Xxx Yyy wrote:
That is true, but there is no FS test. This code is not trying to be an FS test, it is trying to be smart about guessing a default value using whatever information is available. It is a heuristic.Thanks for your consideration. I think you are testing the wrong thing -- an OS test is not a substitute for FS test.
Now, is this the right guess to make? Are we correct more than 50% of the time? Nowadays, probably not. But more importantly, do we "do no harm" more frequently with this default? I'd guess probably so, since it is unusual to do copies from and to the same file within two seconds.
So absent some file system test you can point us to, someone is going to bear the burden of specifying granularity. By going with the default we have, I think that burden is borne by the fewest number of people. It is just unfortunate that in this instance, you are among that fewest number.

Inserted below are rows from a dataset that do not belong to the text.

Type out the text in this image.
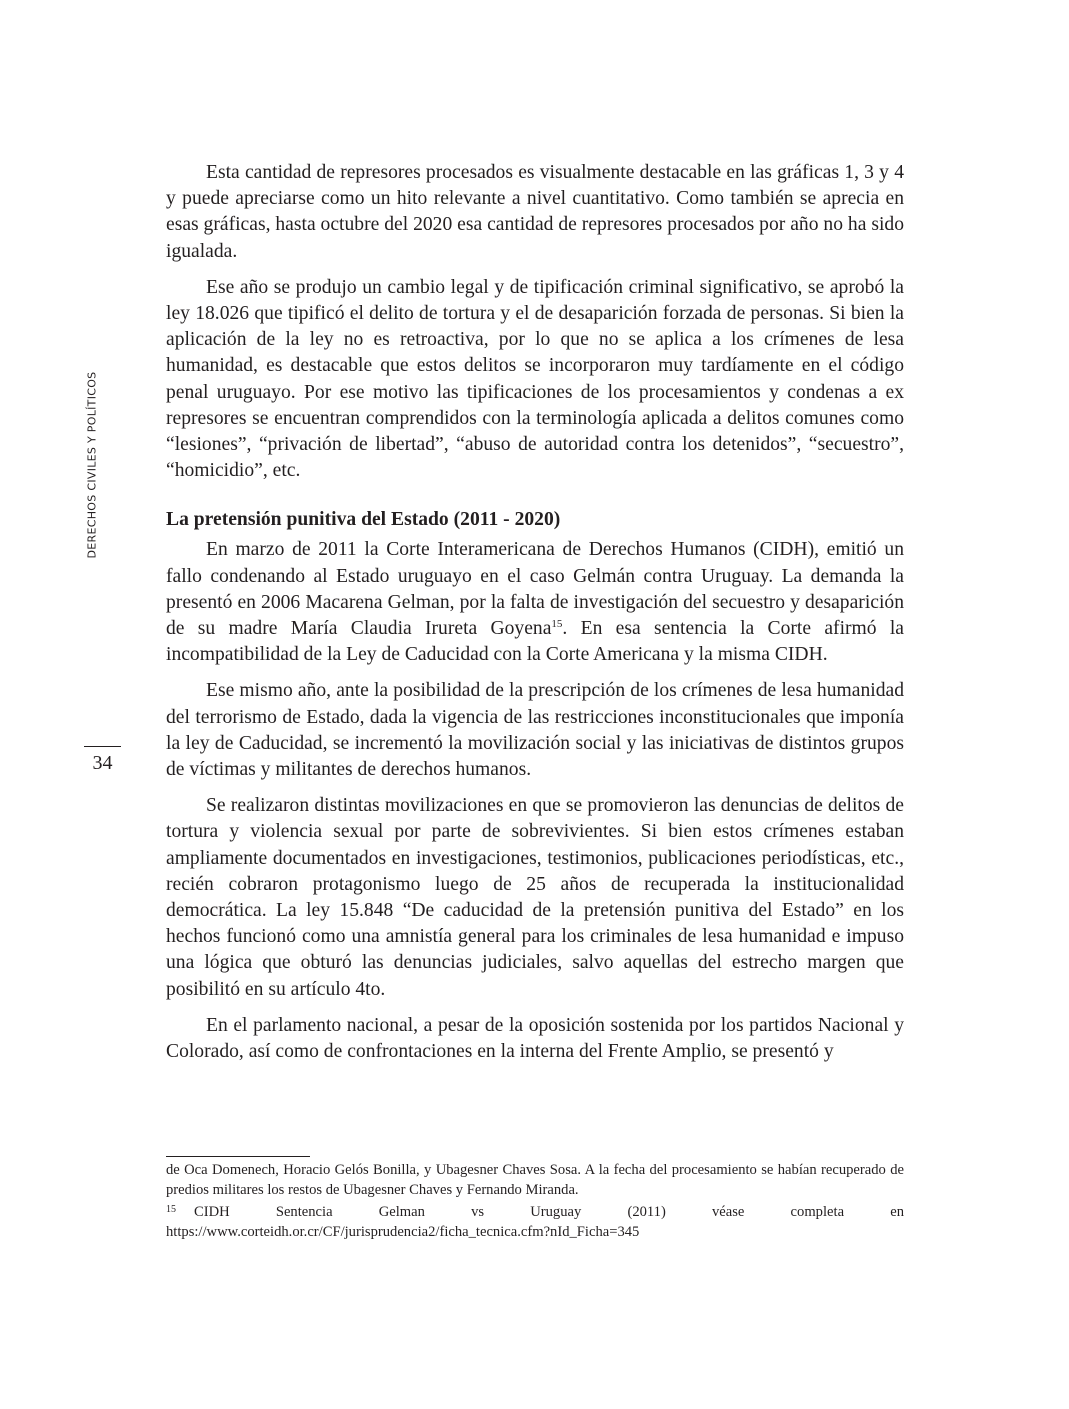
DERECHOS CIVILES Y POLÍTICOS
34

Esta cantidad de represores procesados es visualmente destacable en las gráficas 1, 3 y 4 y puede apreciarse como un hito relevante a nivel cuantitativo. Como también se aprecia en esas gráficas, hasta octubre del 2020 esa cantidad de represores procesados por año no ha sido igualada.

Ese año se produjo un cambio legal y de tipificación criminal significativo, se aprobó la ley 18.026 que tipificó el delito de tortura y el de desaparición forzada de personas. Si bien la aplicación de la ley no es retroactiva, por lo que no se aplica a los crímenes de lesa humanidad, es destacable que estos delitos se incorporaron muy tardíamente en el código penal uruguayo. Por ese motivo las tipificaciones de los procesamientos y condenas a ex represores se encuentran comprendidos con la terminología aplicada a delitos comunes como “lesiones”, “privación de libertad”, “abuso de autoridad contra los detenidos”, “secuestro”, “homicidio”, etc.

La pretensión punitiva del Estado (2011 - 2020)

En marzo de 2011 la Corte Interamericana de Derechos Humanos (CIDH), emitió un fallo condenando al Estado uruguayo en el caso Gelmán contra Uruguay. La demanda la presentó en 2006 Macarena Gelman, por la falta de investigación del secuestro y desaparición de su madre María Claudia Irureta Goyena$^{15}$. En esa sentencia la Corte afirmó la incompatibilidad de la Ley de Caducidad con la Corte Americana y la misma CIDH.

Ese mismo año, ante la posibilidad de la prescripción de los crímenes de lesa humanidad del terrorismo de Estado, dada la vigencia de las restricciones inconstitucionales que imponía la ley de Caducidad, se incrementó la movilización social y las iniciativas de distintos grupos de víctimas y militantes de derechos humanos.

Se realizaron distintas movilizaciones en que se promovieron las denuncias de delitos de tortura y violencia sexual por parte de sobrevivientes. Si bien estos crímenes estaban ampliamente documentados en investigaciones, testimonios, publicaciones periodísticas, etc., recién cobraron protagonismo luego de 25 años de recuperada la institucionalidad democrática. La ley 15.848 “De caducidad de la pretensión punitiva del Estado” en los hechos funcionó como una amnistía general para los criminales de lesa humanidad e impuso una lógica que obturó las denuncias judiciales, salvo aquellas del estrecho margen que posibilitó en su artículo 4to.

En el parlamento nacional, a pesar de la oposición sostenida por los partidos Nacional y Colorado, así como de confrontaciones en la interna del Frente Amplio, se presentó y

de Oca Domenech, Horacio Gelós Bonilla, y Ubagesner Chaves Sosa. A la fecha del procesamiento se habían recuperado de predios militares los restos de Ubagesner Chaves y Fernando Miranda.

15 CIDH Sentencia Gelman vs Uruguay (2011) véase completa en https://www.corteidh.or.cr/CF/jurisprudencia2/ficha_tecnica.cfm?nId_Ficha=345
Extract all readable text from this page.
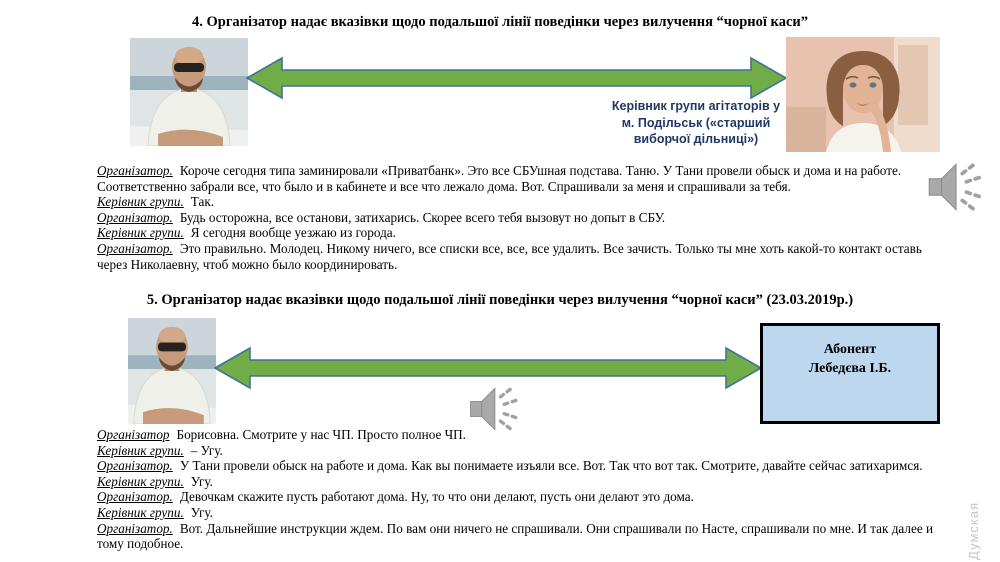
4. Організатор надає вказівки щодо подальшої лінії поведінки через вилучення “чорної каси”
Керівник групи агітаторів у
м. Подільськ («старший
виборчої дільниці»)

Організатор. Короче сегодня типа заминировали «Приватбанк». Это все СБУшная подстава. Таню. У Тани провели обыск и дома и на работе. Соответственно забрали все, что было и в кабинете и все что лежало дома. Вот. Спрашивали за меня и спрашивали за тебя.

Керівник групи. Так.

Організатор. Будь осторожна, все останови, затихарись. Скорее всего тебя вызовут но допыт в СБУ.

Керівник групи. Я сегодня вообще уезжаю из города.

Організатор. Это правильно. Молодец. Никому ничего, все списки все, все, все удалить. Все зачисть. Только ты мне хоть какой-то контакт оставь через Николаевну, чтоб можно было координировать.

5. Організатор надає вказівки щодо подальшої лінії поведінки через вилучення “чорної каси” (23.03.2019р.)
Абонент
Лебедєва І.Б.

Організатор Борисовна. Смотрите у нас ЧП. Просто полное ЧП.

Керівник групи. – Угу.

Організатор. У Тани провели обыск на работе и дома. Как вы понимаете изъяли все. Вот. Так что вот так. Смотрите, давайте сейчас затихаримся.

Керівник групи. Угу.

Організатор. Девочкам скажите пусть работают дома. Ну, то что они делают, пусть они делают это дома.

Керівник групи. Угу.

Організатор. Вот. Дальнейшие инструкции ждем. По вам они ничего не спрашивали. Они спрашивали по Насте, спрашивали по мне. И так далее и тому подобное.	Думская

This whole thing has a "bad smell" to it because the granularity is worming its way into Unix special cases, per your note, and ANT users now need to compensate for the cases at the build-file level (with flags such as override, granularity, for each and every COPY; and I think this also appears in other tasks such as ZIP). I wish that an alternative approach had been taken to granularity (e.g. explicit granularity file-system override pragmas at the beginning of the build-file, or some such).
Could you not use <presetdef>?
Granularity is not on <zip>, since ZIP files have a 2 second granularity themselves that is part of the file format. You are probably thinking of the roundup attribute.